I think they do have to worry, for at least three reasons:
The guidelines have had demonstrable influence on individual behavior, and sometimes quite a large one.
For one example, consider Americans’ consumption of eggs. It has been falling steadily since World War II, when it peaked at 421 per year per capita (!). But the decline accelerated after the 1960s, when the dietary guidelines advised us to cut back; according to the Washington Post, USDA data show that the warnings caused per capita consumption to fall by 30 percent.
The guidelines have an impact on institutional behavior, too.
You or I may decide we’re simply unwilling to give up our weekly porterhouse, but the nutritionists who set school-lunch menus – and a whole range of other institutional meal plans – don’t have that luxury.
Barry Carpenter isn’t worried about your grocery list and mine so much as what will happen in purchasing offices for, say, university food-service systems across the country.
The new guidelines come at a time of growing public interest in diets that serve both personal and planetary health.
How else to explain the popularity of books by Michael Pollan, Mark Bittman and others who point that shifting from animal- to plant-based foods improves health and promotes a better environment, while also saving money?
Certainly a large portion of the environmentalist community thinks these new guidelines are worth a significant advocacy effort. Thus a letter signed by more than 40 such groups, urging adoption of the panel’s expansive perspective:
There is a strong body of scientific evidence indicating that a diet with less meat and more plant-based foods is better for our health and the health of the planet. Heavy meat consumption, especially red and processed meat, is associated with increased risks of diet related disease (heart disease, diabetes and some cancers), while a range of plant-based diets are associated with a lower risk of these diseases.

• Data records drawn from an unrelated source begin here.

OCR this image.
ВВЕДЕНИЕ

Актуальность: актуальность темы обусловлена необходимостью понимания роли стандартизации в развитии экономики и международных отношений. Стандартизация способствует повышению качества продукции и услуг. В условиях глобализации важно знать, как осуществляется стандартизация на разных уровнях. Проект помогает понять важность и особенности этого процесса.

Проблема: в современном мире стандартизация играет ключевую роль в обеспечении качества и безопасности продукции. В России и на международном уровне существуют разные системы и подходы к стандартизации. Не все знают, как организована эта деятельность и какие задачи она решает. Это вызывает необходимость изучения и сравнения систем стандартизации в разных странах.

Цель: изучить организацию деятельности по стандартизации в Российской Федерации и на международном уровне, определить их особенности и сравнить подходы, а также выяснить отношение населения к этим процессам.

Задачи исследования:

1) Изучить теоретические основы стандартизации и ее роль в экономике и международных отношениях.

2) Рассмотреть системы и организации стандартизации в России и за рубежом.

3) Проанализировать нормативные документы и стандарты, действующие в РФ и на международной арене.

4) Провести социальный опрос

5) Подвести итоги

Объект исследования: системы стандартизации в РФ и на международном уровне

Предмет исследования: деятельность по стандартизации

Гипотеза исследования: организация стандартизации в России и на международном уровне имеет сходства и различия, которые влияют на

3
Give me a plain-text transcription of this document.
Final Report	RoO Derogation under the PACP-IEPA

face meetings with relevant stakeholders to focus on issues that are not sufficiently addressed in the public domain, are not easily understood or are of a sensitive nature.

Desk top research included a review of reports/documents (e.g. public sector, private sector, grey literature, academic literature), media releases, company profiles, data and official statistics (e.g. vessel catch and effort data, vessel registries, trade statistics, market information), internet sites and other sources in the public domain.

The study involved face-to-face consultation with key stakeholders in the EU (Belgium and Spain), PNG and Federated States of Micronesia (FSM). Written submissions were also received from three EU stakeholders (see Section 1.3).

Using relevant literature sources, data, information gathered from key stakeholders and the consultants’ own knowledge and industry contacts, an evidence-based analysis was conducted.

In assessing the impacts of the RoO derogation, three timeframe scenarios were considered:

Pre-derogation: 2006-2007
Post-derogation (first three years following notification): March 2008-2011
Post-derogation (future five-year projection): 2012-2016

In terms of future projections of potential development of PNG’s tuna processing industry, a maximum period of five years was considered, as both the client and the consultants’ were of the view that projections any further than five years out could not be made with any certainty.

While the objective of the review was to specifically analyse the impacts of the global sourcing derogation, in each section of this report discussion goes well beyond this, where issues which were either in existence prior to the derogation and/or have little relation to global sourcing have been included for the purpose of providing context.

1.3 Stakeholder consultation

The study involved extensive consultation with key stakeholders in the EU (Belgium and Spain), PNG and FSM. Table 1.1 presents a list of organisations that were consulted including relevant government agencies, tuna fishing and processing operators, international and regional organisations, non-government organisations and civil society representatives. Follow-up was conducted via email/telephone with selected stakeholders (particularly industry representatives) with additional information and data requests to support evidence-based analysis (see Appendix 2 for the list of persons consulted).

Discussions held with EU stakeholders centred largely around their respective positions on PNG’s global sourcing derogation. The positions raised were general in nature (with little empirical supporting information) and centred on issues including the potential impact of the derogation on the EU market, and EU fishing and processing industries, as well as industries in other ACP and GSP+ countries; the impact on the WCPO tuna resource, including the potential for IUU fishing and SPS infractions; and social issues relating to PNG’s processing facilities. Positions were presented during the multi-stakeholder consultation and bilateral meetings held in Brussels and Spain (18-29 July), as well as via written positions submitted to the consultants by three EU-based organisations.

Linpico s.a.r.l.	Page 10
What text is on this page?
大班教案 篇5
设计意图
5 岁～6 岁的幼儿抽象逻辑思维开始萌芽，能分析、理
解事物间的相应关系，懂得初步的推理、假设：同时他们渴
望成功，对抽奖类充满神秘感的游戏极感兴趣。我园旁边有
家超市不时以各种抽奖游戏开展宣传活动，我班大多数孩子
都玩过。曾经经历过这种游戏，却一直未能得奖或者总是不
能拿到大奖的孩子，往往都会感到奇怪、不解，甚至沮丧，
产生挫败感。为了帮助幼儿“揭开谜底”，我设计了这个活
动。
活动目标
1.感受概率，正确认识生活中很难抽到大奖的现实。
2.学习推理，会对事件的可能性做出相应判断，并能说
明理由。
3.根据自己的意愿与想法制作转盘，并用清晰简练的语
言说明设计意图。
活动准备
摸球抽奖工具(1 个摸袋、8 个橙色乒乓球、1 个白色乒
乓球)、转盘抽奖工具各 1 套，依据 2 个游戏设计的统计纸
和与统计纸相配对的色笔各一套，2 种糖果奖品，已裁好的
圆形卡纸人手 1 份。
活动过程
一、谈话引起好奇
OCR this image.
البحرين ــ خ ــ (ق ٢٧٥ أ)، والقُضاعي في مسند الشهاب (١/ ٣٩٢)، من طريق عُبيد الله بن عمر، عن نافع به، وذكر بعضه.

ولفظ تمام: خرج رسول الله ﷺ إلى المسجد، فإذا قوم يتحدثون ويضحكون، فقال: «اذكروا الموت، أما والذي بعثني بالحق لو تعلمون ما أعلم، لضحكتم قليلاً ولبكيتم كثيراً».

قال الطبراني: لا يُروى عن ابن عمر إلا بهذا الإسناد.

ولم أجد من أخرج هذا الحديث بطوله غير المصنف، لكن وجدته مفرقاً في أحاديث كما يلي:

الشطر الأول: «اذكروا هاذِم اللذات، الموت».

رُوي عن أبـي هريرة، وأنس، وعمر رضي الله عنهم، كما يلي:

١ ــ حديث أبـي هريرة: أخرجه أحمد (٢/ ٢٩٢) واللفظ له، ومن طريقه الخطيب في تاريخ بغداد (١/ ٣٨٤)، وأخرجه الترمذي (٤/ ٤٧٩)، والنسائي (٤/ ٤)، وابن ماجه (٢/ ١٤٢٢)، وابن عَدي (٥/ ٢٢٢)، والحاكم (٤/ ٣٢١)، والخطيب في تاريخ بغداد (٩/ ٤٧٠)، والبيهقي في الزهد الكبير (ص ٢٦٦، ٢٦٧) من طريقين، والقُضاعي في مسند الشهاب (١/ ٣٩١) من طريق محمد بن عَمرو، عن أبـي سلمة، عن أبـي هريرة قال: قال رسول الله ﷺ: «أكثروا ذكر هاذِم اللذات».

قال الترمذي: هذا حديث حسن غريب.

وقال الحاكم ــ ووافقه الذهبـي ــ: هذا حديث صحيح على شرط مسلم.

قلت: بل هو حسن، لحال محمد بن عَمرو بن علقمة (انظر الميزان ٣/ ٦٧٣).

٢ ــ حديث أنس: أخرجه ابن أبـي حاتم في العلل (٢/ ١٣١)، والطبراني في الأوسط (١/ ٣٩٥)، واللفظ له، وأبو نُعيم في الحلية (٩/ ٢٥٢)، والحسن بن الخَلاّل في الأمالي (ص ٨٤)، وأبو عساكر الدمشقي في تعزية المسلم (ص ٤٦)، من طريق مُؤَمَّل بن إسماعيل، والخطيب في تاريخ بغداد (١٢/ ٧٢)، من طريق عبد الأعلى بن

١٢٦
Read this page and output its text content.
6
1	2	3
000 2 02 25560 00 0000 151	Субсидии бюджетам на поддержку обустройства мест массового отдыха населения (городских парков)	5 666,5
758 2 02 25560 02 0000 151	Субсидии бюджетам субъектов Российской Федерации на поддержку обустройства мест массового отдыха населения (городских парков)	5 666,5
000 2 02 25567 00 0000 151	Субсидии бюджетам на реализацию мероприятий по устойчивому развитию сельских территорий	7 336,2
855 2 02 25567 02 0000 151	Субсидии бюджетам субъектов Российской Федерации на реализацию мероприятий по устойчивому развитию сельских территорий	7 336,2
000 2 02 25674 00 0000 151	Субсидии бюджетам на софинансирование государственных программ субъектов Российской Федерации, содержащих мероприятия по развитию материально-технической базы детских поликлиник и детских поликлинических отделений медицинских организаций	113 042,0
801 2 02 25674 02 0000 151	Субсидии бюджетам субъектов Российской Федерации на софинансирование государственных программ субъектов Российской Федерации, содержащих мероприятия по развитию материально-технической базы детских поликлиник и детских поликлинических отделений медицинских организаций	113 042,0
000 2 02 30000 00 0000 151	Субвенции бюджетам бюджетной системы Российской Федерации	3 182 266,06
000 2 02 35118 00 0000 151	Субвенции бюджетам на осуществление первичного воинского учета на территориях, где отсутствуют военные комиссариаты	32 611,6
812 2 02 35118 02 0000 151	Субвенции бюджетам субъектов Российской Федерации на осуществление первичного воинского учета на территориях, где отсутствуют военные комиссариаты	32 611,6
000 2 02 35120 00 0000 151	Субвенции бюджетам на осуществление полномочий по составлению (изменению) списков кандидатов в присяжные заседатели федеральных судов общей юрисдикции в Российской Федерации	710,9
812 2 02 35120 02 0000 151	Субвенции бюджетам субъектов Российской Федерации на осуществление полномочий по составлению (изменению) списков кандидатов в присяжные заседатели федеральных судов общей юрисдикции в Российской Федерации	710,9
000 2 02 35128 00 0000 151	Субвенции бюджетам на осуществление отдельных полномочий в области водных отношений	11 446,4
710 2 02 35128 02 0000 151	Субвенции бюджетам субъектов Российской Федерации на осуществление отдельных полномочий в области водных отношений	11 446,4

Furthermore, how food is produced can undercut other aspects of public health by eroding the health of the broader environment in which we all live. The vast majority of animal products consumed in America today are produced with large quantities of energy-intensive inputs (like water, pesticides, fertilizers and fuel) and presents what the Pew Commission on Industrial Farm Animal Production characterizes as “… an unacceptable level of risk to public health and damage to the environment.” …
Now more than ever, it is important for our government to encourage Americans to consider the methods by which food is produced. More sustainable methods, including organic agriculture and well managed pasture-based livestock systems, promote soil quality, conserve freshwater and other natural resources, promote agricultural biodiversity (which can conserve variation in micronutrient availability), and protect pollinators and other beneficial organisms. Sustainable food production can also provide adequate livelihood and good working conditions for farmers and other workers throughout the food system.
So it looks like we’re in for a food fight, folks.